In Maricopa County, America’s hottest major metropolitan area, substances including street drugs, alcohol and certain prescription medicines for psychiatric conditions and blood pressure control were involved in about two-thirds, or 419 of the 645 heat-related deaths documented last year. Meth was detected in about three-quarters of these drug cases and was often the primary cause of death, public health data show. Fentanyl was found in just under half of them.

In Pima County, home to Tucson, Arizona’s second most populous city, methamphetamine was a factor in one-quarter of the 84 heat-related deaths reported so far this year, the medical examiner’s office said.

In metro Las Vegas, heat was a factor in 294 deaths investigated last year by the Clark County coroner’s office, and 39% involved illicit and prescription drugs and alcohol. Of those, meth was detected in three-fourths.

The U.S. Drug Enforcement Administration notes in its 2024 National Drug Threat Assessment that 31% of all drug-related deaths in the U.S. are now caused by stimulants that speed up the nervous system, primarily meth. More than 17,000 people in the U.S. died from fatal overdoses and poisonings related to stimulants in the first half of 2023, according to preliminary CDC data.

Although overdoses have been more associated with opiates like fentanyl, medical professionals say overdosing on meth is possible if a large amount is ingested. Higher blood pressure and a quickened heart rate can then provoke a heart attack or stroke.

“All of your normal physiological ways of coping with heat are compromised with the use of methamphetamines,” said Dr. Aneesh Narang, an emergency medicine physician at Banner University Medical Center in downtown Phoenix.

Narang, who sits on a board that reviews overdose fatalities, said the “vast majority” of the heat stroke patients seen in his hospital’s emergency department this summer had used street drugs, most commonly methamphetamine.

Because of its proximity to the U.S.-Mexico border, Phoenix is considered a “source city” where large amounts of newly smuggled meth are stored and packaged into relatively tiny doses for distribution, said Det. Matt Shay, a seasoned narcotics investigator with the Maricopa County Sheriff’s Office.

“It’s an amazing amount that comes in constantly every day,” Shay said. “It’s also very cheap.”

U.S. Customs and Border Protection seized about 164,000 pounds (about 74,000 kilograms) of meth at the U.S.-Mexico border this last fiscal year ending Sept. 30, up from the 140,000 pounds (about 63,500 kilograms) captured in the previous 12 months.

And sellers often target homeless people, Shay said.

“It’s a customer base that is easy to find and exploit,” Shay said. “If you’re an enterprising young drug dealer, all you need is some type of transportation and you just cruise around and they swarm your car.”

Jason Elliott, a 51-year-old unemployed machinist, said he’s heard of several heat-related deaths involving meth during his three years on the streets in Phoenix.

“It’s pretty typical,” said Elliot, noting that stimulants enable people to stay awake and alert to prevent being robbed in shelters or outdoors. “What else can you do?

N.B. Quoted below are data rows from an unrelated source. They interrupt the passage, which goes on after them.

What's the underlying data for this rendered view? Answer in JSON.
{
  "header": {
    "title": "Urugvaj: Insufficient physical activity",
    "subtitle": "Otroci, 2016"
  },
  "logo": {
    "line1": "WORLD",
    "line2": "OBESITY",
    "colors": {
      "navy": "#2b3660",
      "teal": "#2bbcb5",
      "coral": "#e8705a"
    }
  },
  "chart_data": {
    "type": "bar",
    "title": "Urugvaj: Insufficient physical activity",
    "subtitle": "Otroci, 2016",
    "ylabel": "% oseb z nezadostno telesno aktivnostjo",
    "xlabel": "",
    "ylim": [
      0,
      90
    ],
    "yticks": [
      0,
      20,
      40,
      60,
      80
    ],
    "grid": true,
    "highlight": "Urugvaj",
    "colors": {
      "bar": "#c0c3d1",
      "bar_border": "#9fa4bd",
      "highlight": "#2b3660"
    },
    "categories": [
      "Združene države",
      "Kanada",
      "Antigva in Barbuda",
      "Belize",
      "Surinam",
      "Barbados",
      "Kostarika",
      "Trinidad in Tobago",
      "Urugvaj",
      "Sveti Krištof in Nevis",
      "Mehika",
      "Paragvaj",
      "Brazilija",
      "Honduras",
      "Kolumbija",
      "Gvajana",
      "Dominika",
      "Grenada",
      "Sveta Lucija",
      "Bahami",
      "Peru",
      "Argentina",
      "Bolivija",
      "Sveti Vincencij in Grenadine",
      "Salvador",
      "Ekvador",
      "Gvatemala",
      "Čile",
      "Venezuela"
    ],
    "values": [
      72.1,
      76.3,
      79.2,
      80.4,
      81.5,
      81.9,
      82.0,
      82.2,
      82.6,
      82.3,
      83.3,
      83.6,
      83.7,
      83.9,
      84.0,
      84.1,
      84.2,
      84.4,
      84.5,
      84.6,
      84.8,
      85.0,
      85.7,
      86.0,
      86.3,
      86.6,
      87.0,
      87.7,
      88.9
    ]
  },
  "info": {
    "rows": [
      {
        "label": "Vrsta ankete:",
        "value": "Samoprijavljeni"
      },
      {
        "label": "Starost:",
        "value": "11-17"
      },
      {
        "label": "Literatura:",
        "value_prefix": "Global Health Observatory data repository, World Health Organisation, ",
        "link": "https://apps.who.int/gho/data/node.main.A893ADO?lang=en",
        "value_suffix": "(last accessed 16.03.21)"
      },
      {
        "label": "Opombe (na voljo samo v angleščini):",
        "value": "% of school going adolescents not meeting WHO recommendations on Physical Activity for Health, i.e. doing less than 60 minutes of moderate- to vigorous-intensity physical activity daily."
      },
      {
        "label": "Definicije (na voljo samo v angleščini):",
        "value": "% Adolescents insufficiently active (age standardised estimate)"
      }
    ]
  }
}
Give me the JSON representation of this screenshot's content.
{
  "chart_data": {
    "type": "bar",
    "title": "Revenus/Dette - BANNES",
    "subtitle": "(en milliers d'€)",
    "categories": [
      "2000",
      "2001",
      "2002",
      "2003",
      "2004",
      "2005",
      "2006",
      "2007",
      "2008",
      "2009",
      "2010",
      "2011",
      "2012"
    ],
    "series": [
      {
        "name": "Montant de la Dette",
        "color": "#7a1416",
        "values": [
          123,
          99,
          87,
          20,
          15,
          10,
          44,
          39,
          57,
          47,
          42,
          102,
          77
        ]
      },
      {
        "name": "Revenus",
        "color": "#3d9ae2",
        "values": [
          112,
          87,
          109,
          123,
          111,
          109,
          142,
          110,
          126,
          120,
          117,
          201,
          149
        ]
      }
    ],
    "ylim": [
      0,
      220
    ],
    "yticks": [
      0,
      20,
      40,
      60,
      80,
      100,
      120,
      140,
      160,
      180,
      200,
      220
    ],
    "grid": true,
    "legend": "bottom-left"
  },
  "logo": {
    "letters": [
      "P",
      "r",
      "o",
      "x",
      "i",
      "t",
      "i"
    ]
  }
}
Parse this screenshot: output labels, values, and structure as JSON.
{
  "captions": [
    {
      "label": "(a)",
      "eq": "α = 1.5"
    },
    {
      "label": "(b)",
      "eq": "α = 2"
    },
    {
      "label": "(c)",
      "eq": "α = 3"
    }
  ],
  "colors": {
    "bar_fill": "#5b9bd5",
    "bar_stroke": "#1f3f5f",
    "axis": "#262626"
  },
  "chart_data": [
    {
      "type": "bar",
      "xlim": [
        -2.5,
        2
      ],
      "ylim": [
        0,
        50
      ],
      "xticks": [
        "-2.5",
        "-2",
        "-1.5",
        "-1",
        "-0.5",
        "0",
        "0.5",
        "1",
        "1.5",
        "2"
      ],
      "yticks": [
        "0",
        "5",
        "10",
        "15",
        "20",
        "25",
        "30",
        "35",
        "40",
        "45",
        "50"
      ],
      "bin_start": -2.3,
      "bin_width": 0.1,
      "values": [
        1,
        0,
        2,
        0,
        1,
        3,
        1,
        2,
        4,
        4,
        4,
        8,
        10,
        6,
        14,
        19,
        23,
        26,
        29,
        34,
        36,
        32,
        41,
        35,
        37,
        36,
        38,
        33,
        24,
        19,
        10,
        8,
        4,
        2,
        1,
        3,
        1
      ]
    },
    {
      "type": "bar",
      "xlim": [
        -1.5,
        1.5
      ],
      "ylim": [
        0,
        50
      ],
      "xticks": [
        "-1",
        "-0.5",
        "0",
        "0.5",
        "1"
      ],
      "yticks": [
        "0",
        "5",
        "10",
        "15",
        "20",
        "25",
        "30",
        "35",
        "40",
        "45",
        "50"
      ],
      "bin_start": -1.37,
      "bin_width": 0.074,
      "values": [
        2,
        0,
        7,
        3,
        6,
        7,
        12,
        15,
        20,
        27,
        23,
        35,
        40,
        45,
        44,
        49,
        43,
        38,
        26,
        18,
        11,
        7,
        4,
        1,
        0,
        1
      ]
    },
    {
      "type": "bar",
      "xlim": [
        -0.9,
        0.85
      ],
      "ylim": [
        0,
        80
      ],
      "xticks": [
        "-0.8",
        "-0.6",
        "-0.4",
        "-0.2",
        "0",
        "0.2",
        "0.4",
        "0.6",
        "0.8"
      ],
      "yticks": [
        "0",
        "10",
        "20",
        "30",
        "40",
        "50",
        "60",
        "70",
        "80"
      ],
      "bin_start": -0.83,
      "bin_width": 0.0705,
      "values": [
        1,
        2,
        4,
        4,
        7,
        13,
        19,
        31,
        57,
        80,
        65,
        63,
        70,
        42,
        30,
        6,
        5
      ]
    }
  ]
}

You have stuff; you go to sleep, you wake up and your stuff is gone.”

Dr. Nick Staab, assistant medical director of the Maricopa County Department of Public Health, said brochures were printed this summer and distributed in cooling centers to spread the word about the risk of using stimulants and certain prescription medicines in extreme heat.

But it’s unclear how many are being reached. People who use drugs may not be welcomed at some cooling centers. A better solution, according to Stacey Cope, capacity building and education director for the harm reduction nonprofit Sonoran Prevention Works, is to lower barriers to entry so that people most at risk “are not expected to be absent from drugs, or they’re not expected to leave during the hottest part of the day.”